Happy New Year, we pray that you will be blessed this year with healthy family members, including yourself of course, with wonderful friends and both financially and spiritually. We are believing this will be a great year for our family and that we will continue to see amazing miracles not only in Luke's life but those around us that also need a miraculous touch from God. Just remember God said "nothing is impossible with Him."
We were blessed this Christmas with Luke staying healthy and continuing to make small improvements each day. I will be honest though to say that it ended up being a harder Christmas than I could of imagined. I was struggling with some deep depression during the week before Christmas, I guess I kept thinking that Luke would be walking and talking by now and that he would be opening his own gifts on Christmas morning. I spent a lot of time beating myself up over my thoughts thinking that I should be so grateful for the wonderful progress that Luke has made over this past year instead of thinking about where I wish he is today.
I want to say a huge thank you to Amy and Natalie, without them I don't think we would of had Christmas this year. They basically did all the decorating, wrapping and baking this past Christmas. Praise the Lord, I am feeling much better God has been so good to me and has been lifting me out of this depression and I am beginning to regain my joy.

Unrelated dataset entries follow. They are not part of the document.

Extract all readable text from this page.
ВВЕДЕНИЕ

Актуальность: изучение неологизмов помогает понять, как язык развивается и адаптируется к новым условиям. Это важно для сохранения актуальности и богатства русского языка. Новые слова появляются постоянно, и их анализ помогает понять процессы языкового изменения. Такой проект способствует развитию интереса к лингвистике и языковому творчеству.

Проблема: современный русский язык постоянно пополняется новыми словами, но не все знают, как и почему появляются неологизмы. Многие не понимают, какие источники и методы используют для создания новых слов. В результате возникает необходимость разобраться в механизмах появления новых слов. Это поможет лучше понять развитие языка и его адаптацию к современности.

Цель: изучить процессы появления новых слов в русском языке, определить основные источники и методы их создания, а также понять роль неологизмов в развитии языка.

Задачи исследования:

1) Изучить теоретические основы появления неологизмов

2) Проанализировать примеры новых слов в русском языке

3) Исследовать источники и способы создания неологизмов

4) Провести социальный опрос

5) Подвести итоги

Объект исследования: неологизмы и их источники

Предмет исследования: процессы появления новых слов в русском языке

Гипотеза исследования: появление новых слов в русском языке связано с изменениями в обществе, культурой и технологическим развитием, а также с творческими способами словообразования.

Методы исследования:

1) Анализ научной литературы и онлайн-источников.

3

Forgive me for going on about myself I realize this blog is to keep you informed about Luke's progress, I guess that I want those of you that struggle with depression to know that God is able to help you get through it and give you new joy and strength as you ask Him for His help.
Thank you for all of you that have posted some information about Hawaii, we have decided to go ahead and stay at the Hotel where the conference is being held. Someone asked if we will be taking Luke and the answer is "no," we had thought about taking the older kids and Luke with us but decided that the cost would be too much. I will be honest at times I am so excited about going since this will be my first time to HI and I've always wanted to go, but I'm also extremely anxious about leaving all my children at home, it's not like we can just jump in the car and be home in a few hours if anything were to happen. I'm asking everyone to pray that everything will go smoothly at home and that God will give me peace about going.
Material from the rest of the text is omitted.